E così crescono le tent cities, le tendopoli spontanee divenute parte del paesaggio urbano, non più emergenza ma sistema: crescono lungo le strade di accesso alle metropoli, sotto i ponti ma anche sui marciapiedi delle downtown e in mezzo ai parchi pubblici. Skid Row a Los Angeles, Tenderloin a San Francisco, The Jungle a San Jose, Nickelsville a Seattle. In alcuni casi gli insediamenti sono gestiti da organizzazioni senza scopo di lucro in coordinamento con la municipalità, come Camp Hope a Las Cruces, nel New Mexico, o Dignity Village a Portland, dove shelter in legno hanno sostituito le tende. Ma la politica federale ha scelto la via repressiva. Con un ordine esecutivo emanato a settembre, Trump ha messo fine al modello Housing First, introdotto durante le amministrazioni Obama e Biden, che puntava a offrire un’abitazione stabile come condizione per ogni reinserimento. Al suo posto, la nuova dottrina prevede sgomberi sistematici, multe e arresti per chi dorme negli spazi pubblici. La svolta repressiva ha un’incidenza diretta sulla cura della salute mentale: secondo un rapporto di KFF, fonte indipendente per ricerche, sondaggi e notizie sulla politica sanitaria, la cancellazione dei fondi che offrivano casa senza condizioni come base per la cura puntando su ricoveri coatti e rimozione forzata dagli spazi pubblici rischia di aggravare disagio e diffidenza verso il sistema sanitario, compromettendo decenni di progressi nelle cure psichiatriche comunitarie.

Per capire però come sia stato possibile che le tendopoli dilagassero nelle città, in particolare delle West Coast, al di là delle cause sociali ed economiche, bisogna risalire al 2018 e alla sentenza “Martin vs Boise”, con la quale la Corte d’appello federale aveva fornito una tutela robusta contro le ordinanze anticampeggio sulla base dell’Ottavo Emendamento, che vieta le punizioni crudeli e inusuali. Il principio era che uno Stato o una municipalità non potesse imporre sanzioni penali contro individui senzatetto per il fatto di dormire all’aperto, su proprietà pubblica, qualora non fossero disponibili posti letto sufficienti nei rifugi per l’intera popolazione senzatetto della giurisdizione, creando di fatto un diritto a dormire sui marciapiedi fintanto che la mancanza di posti letto nei rifugi persisteva. Ma nel giugno 2024 la Corte Suprema con la sentenza “Grants Pass vs Johnson”, votata 6-3, ha ribaltato la “Martin vs Boyce”, riconoscendo ai governi locali il potere di punire la “vita all’aperto” anche in assenza di alternative abitative. Secondo infatti la più alta corte della magistratura federale, proibire il campeggio agli individui senzatetto non viola l’Ottavo Emendamento in quanto questo si concentrerebbe sulla punizione imposta dopo una condanna e non su cosa lo Stato possa criminalizzare in generale. Questa sentenza ha ridato potere alle città e agli Stati al di là del colore politico, come dimostrato dal governatore della California, il democratico Gavin Newsom, particolarmente attivo nel problema dell’housing, il quale ha rilasciato un’ordinanza che consente alle città di vietare il campeggio e l’ostruzione dei marciapiedi, richiedendo però loro di offrire un riparo e di fornire un preavviso prima dello sgombero.

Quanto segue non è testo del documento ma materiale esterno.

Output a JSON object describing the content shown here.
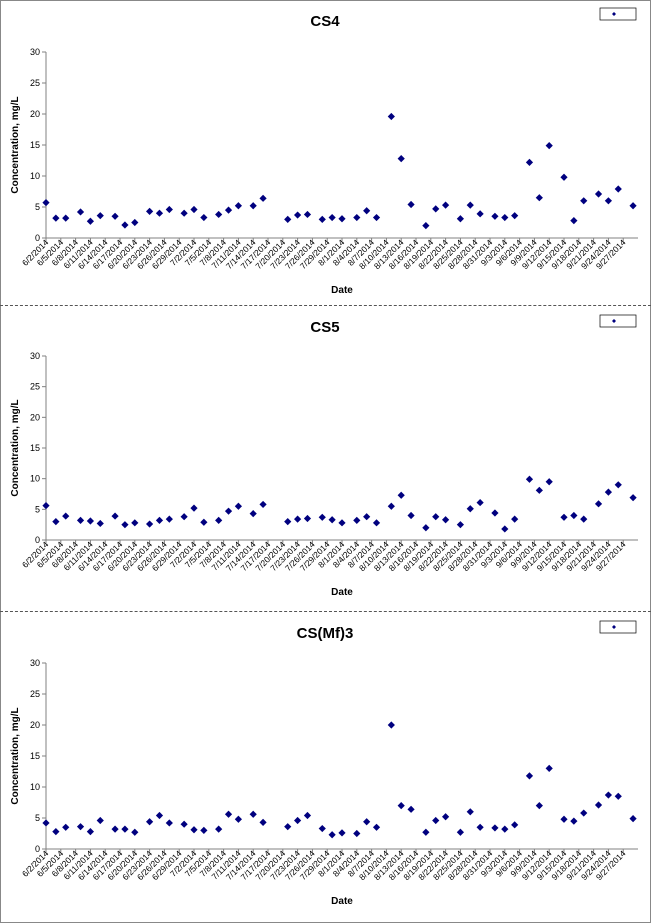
{
  "colors": {
    "marker": "#00007f",
    "axis": "#808080",
    "text": "#000000"
  },
  "chart_data": [
    {
      "type": "scatter",
      "title": "CS4",
      "xlabel": "Date",
      "ylabel": "Concentration, mg/L",
      "ylim": [
        0,
        30
      ],
      "yticks": [
        "0",
        "5",
        "10",
        "15",
        "20",
        "25",
        "30"
      ],
      "xticks": [
        "6/2/2014",
        "6/5/2014",
        "6/8/2014",
        "6/11/2014",
        "6/14/2014",
        "6/17/2014",
        "6/20/2014",
        "6/23/2014",
        "6/26/2014",
        "6/29/2014",
        "7/2/2014",
        "7/5/2014",
        "7/8/2014",
        "7/11/2014",
        "7/14/2014",
        "7/17/2014",
        "7/20/2014",
        "7/23/2014",
        "7/26/2014",
        "7/29/2014",
        "8/1/2014",
        "8/4/2014",
        "8/7/2014",
        "8/10/2014",
        "8/13/2014",
        "8/16/2014",
        "8/19/2014",
        "8/22/2014",
        "8/25/2014",
        "8/28/2014",
        "8/31/2014",
        "9/3/2014",
        "9/6/2014",
        "9/9/2014",
        "9/12/2014",
        "9/15/2014",
        "9/18/2014",
        "9/21/2014",
        "9/24/2014",
        "9/27/2014"
      ],
      "legend": "top-right",
      "grid": false,
      "x": [
        "6/2/2014",
        "6/4/2014",
        "6/6/2014",
        "6/9/2014",
        "6/11/2014",
        "6/13/2014",
        "6/16/2014",
        "6/18/2014",
        "6/20/2014",
        "6/23/2014",
        "6/25/2014",
        "6/27/2014",
        "6/30/2014",
        "7/2/2014",
        "7/4/2014",
        "7/7/2014",
        "7/9/2014",
        "7/11/2014",
        "7/14/2014",
        "7/16/2014",
        "7/21/2014",
        "7/23/2014",
        "7/25/2014",
        "7/28/2014",
        "7/30/2014",
        "8/1/2014",
        "8/4/2014",
        "8/6/2014",
        "8/8/2014",
        "8/11/2014",
        "8/13/2014",
        "8/15/2014",
        "8/18/2014",
        "8/20/2014",
        "8/22/2014",
        "8/25/2014",
        "8/27/2014",
        "8/29/2014",
        "9/1/2014",
        "9/3/2014",
        "9/5/2014",
        "9/8/2014",
        "9/10/2014",
        "9/12/2014",
        "9/15/2014",
        "9/17/2014",
        "9/19/2014",
        "9/22/2014",
        "9/24/2014",
        "9/26/2014",
        "9/29/2014"
      ],
      "y": [
        5.7,
        3.2,
        3.2,
        4.2,
        2.7,
        3.6,
        3.5,
        2.1,
        2.5,
        4.3,
        4.0,
        4.6,
        4.0,
        4.6,
        3.3,
        3.8,
        4.5,
        5.2,
        5.2,
        6.4,
        3.0,
        3.7,
        3.8,
        3.0,
        3.3,
        3.1,
        3.3,
        4.4,
        3.3,
        19.6,
        12.8,
        5.4,
        2.0,
        4.7,
        5.3,
        3.1,
        5.3,
        3.9,
        3.5,
        3.3,
        3.6,
        12.2,
        6.5,
        14.9,
        9.8,
        2.8,
        6.0,
        7.1,
        6.0,
        7.9,
        5.2
      ]
    },
    {
      "type": "scatter",
      "title": "CS5",
      "xlabel": "Date",
      "ylabel": "Concentration, mg/L",
      "ylim": [
        0,
        30
      ],
      "yticks": [
        "0",
        "5",
        "10",
        "15",
        "20",
        "25",
        "30"
      ],
      "xticks": [
        "6/2/2014",
        "6/5/2014",
        "6/8/2014",
        "6/11/2014",
        "6/14/2014",
        "6/17/2014",
        "6/20/2014",
        "6/23/2014",
        "6/26/2014",
        "6/29/2014",
        "7/2/2014",
        "7/5/2014",
        "7/8/2014",
        "7/11/2014",
        "7/14/2014",
        "7/17/2014",
        "7/20/2014",
        "7/23/2014",
        "7/26/2014",
        "7/29/2014",
        "8/1/2014",
        "8/4/2014",
        "8/7/2014",
        "8/10/2014",
        "8/13/2014",
        "8/16/2014",
        "8/19/2014",
        "8/22/2014",
        "8/25/2014",
        "8/28/2014",
        "8/31/2014",
        "9/3/2014",
        "9/6/2014",
        "9/9/2014",
        "9/12/2014",
        "9/15/2014",
        "9/18/2014",
        "9/21/2014",
        "9/24/2014",
        "9/27/2014"
      ],
      "legend": "top-right",
      "grid": false,
      "x": [
        "6/2/2014",
        "6/4/2014",
        "6/6/2014",
        "6/9/2014",
        "6/11/2014",
        "6/13/2014",
        "6/16/2014",
        "6/18/2014",
        "6/20/2014",
        "6/23/2014",
        "6/25/2014",
        "6/27/2014",
        "6/30/2014",
        "7/2/2014",
        "7/4/2014",
        "7/7/2014",
        "7/9/2014",
        "7/11/2014",
        "7/14/2014",
        "7/16/2014",
        "7/21/2014",
        "7/23/2014",
        "7/25/2014",
        "7/28/2014",
        "7/30/2014",
        "8/1/2014",
        "8/4/2014",
        "8/6/2014",
        "8/8/2014",
        "8/11/2014",
        "8/13/2014",
        "8/15/2014",
        "8/18/2014",
        "8/20/2014",
        "8/22/2014",
        "8/25/2014",
        "8/27/2014",
        "8/29/2014",
        "9/1/2014",
        "9/3/2014",
        "9/5/2014",
        "9/8/2014",
        "9/10/2014",
        "9/12/2014",
        "9/15/2014",
        "9/17/2014",
        "9/19/2014",
        "9/22/2014",
        "9/24/2014",
        "9/26/2014",
        "9/29/2014"
      ],
      "y": [
        5.6,
        3.0,
        3.9,
        3.2,
        3.1,
        2.7,
        3.9,
        2.5,
        2.8,
        2.6,
        3.2,
        3.4,
        3.8,
        5.2,
        2.9,
        3.2,
        4.7,
        5.5,
        4.3,
        5.8,
        3.0,
        3.4,
        3.5,
        3.7,
        3.3,
        2.8,
        3.2,
        3.8,
        2.8,
        5.5,
        7.3,
        4.0,
        2.0,
        3.8,
        3.3,
        2.5,
        5.1,
        6.1,
        4.4,
        1.8,
        3.4,
        9.9,
        8.1,
        9.5,
        3.7,
        4.0,
        3.4,
        5.9,
        7.8,
        9.0,
        6.9
      ]
    },
    {
      "type": "scatter",
      "title": "CS(Mf)3",
      "xlabel": "Date",
      "ylabel": "Concentration, mg/L",
      "ylim": [
        0,
        30
      ],
      "yticks": [
        "0",
        "5",
        "10",
        "15",
        "20",
        "25",
        "30"
      ],
      "xticks": [
        "6/2/2014",
        "6/5/2014",
        "6/8/2014",
        "6/11/2014",
        "6/14/2014",
        "6/17/2014",
        "6/20/2014",
        "6/23/2014",
        "6/26/2014",
        "6/29/2014",
        "7/2/2014",
        "7/5/2014",
        "7/8/2014",
        "7/11/2014",
        "7/14/2014",
        "7/17/2014",
        "7/20/2014",
        "7/23/2014",
        "7/26/2014",
        "7/29/2014",
        "8/1/2014",
        "8/4/2014",
        "8/7/2014",
        "8/10/2014",
        "8/13/2014",
        "8/16/2014",
        "8/19/2014",
        "8/22/2014",
        "8/25/2014",
        "8/28/2014",
        "8/31/2014",
        "9/3/2014",
        "9/6/2014",
        "9/9/2014",
        "9/12/2014",
        "9/15/2014",
        "9/18/2014",
        "9/21/2014",
        "9/24/2014",
        "9/27/2014"
      ],
      "legend": "top-right",
      "grid": false,
      "x": [
        "6/2/2014",
        "6/4/2014",
        "6/6/2014",
        "6/9/2014",
        "6/11/2014",
        "6/13/2014",
        "6/16/2014",
        "6/18/2014",
        "6/20/2014",
        "6/23/2014",
        "6/25/2014",
        "6/27/2014",
        "6/30/2014",
        "7/2/2014",
        "7/4/2014",
        "7/7/2014",
        "7/9/2014",
        "7/11/2014",
        "7/14/2014",
        "7/16/2014",
        "7/21/2014",
        "7/23/2014",
        "7/25/2014",
        "7/28/2014",
        "7/30/2014",
        "8/1/2014",
        "8/4/2014",
        "8/6/2014",
        "8/8/2014",
        "8/11/2014",
        "8/13/2014",
        "8/15/2014",
        "8/18/2014",
        "8/20/2014",
        "8/22/2014",
        "8/25/2014",
        "8/27/2014",
        "8/29/2014",
        "9/1/2014",
        "9/3/2014",
        "9/5/2014",
        "9/8/2014",
        "9/10/2014",
        "9/12/2014",
        "9/15/2014",
        "9/17/2014",
        "9/19/2014",
        "9/22/2014",
        "9/24/2014",
        "9/26/2014",
        "9/29/2014"
      ],
      "y": [
        4.2,
        2.8,
        3.5,
        3.6,
        2.8,
        4.6,
        3.2,
        3.2,
        2.7,
        4.4,
        5.4,
        4.2,
        4.0,
        3.1,
        3.0,
        3.2,
        5.6,
        4.8,
        5.6,
        4.3,
        3.6,
        4.6,
        5.4,
        3.3,
        2.3,
        2.6,
        2.5,
        4.4,
        3.5,
        20.0,
        7.0,
        6.4,
        2.7,
        4.6,
        5.2,
        2.7,
        6.0,
        3.5,
        3.4,
        3.2,
        3.9,
        11.8,
        7.0,
        13.0,
        4.8,
        4.5,
        5.8,
        7.1,
        8.7,
        8.5,
        4.9
      ]
    }
  ]
}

A Washington invece non si è andati per il sottile. Nel quartiere di NoMa, le ruspe hanno demolito in una notte un intero accampamento, mentre i camion della polizia portavano via i resti delle tende. Alcune associazioni hanno denunciato l’amministrazione per violazione dei diritti umani, ricordando che gli sgomberi non riducono la povertà ma la spostano soltanto. Il costo umano di queste operazioni è altissimo ma, secondo un rapporto del National Homelessness Law Center, lo è anche quello economico: tra spese di polizia, tribunali e sanità, una persona sgomberata costa alle casse pubbliche fino a tre volte più di un programma di alloggio permanente. Dove applicati, i modelli alternativi si erano rivelati efficaci. A Houston e Salt Lake City i programmi di Housing First avevano ridotto i senzatetto di oltre il 50% in pochi anni. Mentre organizzazioni come la Poor People’s Campaign denunciano la criminalizzazione della povertà come una ferita morale al cuore della democrazia americana: «Non è un problema di disciplina ma di giustizia: finché l’abitare resta un privilegio, nessuna nazione potrà dirsi libera».